The term "Bousfield localization" of a category $C$ is used in roughly two different ways:

There is a general usage (as in model categories or triangulated categories), which $\infty$-categorically just means a reflective subcategory of $C$.

There is also a more restrictive usage (as when talking about spectra), which requires $C$ to be monoidal, and means a reflective subcategory where the class of maps being localized at is of the form $\{X \mid E \otimes X = 0\}$ for some fixed $E \in C$.

In this question, I'm interested in the more restrictive usage (2).

In this sense, Bousfield localization makes sense in either an ordinary monoidal category or in a monoidal $\infty$-category (for that matter, the more general usage makes sense in either an ordinary category or in an $\infty$-category).
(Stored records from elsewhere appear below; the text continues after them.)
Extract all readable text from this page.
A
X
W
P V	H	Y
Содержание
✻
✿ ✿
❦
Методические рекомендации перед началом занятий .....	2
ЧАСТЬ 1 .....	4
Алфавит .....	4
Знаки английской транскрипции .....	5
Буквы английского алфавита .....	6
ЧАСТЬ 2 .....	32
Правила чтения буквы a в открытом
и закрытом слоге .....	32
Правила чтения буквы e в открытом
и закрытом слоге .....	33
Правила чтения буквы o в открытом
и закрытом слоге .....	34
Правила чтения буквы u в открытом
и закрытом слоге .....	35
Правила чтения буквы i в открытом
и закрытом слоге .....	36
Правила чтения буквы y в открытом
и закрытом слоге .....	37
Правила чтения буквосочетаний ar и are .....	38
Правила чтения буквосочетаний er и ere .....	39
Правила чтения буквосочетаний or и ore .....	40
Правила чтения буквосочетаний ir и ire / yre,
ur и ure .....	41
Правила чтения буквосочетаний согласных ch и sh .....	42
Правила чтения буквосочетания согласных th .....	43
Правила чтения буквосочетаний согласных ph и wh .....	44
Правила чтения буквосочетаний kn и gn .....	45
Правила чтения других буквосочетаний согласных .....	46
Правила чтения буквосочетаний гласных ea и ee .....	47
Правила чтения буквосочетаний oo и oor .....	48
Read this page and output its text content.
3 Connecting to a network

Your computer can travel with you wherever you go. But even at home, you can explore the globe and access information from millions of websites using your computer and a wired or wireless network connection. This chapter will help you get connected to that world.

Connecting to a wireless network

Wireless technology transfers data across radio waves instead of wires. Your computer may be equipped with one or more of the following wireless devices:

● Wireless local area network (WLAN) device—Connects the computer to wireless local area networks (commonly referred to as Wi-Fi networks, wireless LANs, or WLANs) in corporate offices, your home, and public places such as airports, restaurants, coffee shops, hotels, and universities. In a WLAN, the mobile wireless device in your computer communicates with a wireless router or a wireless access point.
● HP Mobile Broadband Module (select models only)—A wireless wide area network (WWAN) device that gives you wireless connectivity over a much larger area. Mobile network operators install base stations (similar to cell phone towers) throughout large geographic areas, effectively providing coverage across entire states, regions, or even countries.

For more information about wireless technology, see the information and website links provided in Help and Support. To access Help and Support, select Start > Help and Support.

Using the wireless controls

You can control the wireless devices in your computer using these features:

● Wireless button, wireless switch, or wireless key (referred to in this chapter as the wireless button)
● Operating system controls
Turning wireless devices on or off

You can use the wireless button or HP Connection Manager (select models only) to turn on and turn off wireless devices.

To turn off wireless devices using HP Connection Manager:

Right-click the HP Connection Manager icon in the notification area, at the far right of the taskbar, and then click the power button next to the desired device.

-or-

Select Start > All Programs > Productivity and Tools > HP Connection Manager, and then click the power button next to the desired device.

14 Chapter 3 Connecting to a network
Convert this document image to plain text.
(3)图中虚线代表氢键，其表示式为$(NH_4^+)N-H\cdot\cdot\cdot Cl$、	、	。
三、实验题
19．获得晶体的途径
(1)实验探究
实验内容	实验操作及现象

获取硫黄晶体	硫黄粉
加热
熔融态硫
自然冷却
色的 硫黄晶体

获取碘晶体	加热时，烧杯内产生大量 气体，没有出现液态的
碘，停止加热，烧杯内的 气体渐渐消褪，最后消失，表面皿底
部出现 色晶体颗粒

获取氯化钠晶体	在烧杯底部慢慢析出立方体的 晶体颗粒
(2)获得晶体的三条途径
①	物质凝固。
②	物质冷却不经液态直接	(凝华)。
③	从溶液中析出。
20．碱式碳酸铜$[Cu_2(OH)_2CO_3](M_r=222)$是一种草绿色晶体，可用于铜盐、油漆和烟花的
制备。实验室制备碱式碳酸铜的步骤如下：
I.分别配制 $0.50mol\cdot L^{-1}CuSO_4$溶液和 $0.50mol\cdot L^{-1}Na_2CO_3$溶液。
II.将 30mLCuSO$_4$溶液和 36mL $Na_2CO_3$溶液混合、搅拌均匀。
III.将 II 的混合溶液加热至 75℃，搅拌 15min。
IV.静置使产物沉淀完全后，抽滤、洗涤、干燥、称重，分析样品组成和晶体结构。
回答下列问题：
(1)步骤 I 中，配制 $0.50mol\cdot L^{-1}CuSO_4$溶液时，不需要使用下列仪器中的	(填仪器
But it's typically only discussed in an $\infty$-categorical setting (e.g. in model categories or triangulated categories).

Question 0:Is there a good reason why Bousfield localization for ordinary categories (in sense (2)) is rarely discussed?

I think the answer may be "yes" because the behavior of Bousfield localization may be quite different in the two settings, and it seems somehow "better" in the $\infty$-categorical setting. But I'm not sure how to articulate this.

Here are two examples of what I mean:

$E = \mathbb Z/p$:

When $C = Ab$ is the (ordinary) category of abelian groups and $E = \mathbb Z / p$, the Bousfield localization consists of the abelian groups which have no nonzero infinitely $p$-divisible elements.

But when $C = D(Ab)$ is the $\infty$-category of chain complexes of abelian groups (localized at the quasi-isomorphisms) and $E = \mathbb Z/p$, the Bousfield localization consists of chain complexes whose homology is $p$-complete.

$E = \mathbb Z_{(p)}$:

When $C = Ab$ and $E = \mathbb Z_{(p)}$, the Bousfield localization consists of abelian groups which are $\ell$-torsionfree for $\ell\neq p$.

When $C = D(Ab)$ and $E = \mathbb Z_{(p)}$, the Bousfield localization consists of chain complexes whose homology is a $\mathbb Z_{(p)}$-module.

By "different behavior", I mean, to a first approximation, that even though $D(Ab)$ is "the natural $\infty$-categorical counterpart to $Ab$", in these cases it's *not* the case that the restriction of the $E$-Bousfield localization in $D(Ab)$ to $Ab$ coincides with the $E$-Bousfield localization in $Ab$ itself.

Part of the problem is that I'm not exactly sure what qualifies as "being in the $\infty$-categorical setting". After all, an ordinary category is in particular an $\infty$-category. But maybe for concreteness, I'll ask a slightly less vague version of the question:

Question 1:If $T$ is a tensor triangulated category with a $t$-structure, and $E \in T^{heart}$, is there any reason to think about the Bousfield localization of $T^{heart}$ at $E$ rather than the Bousfield localization of $T$ at $E$?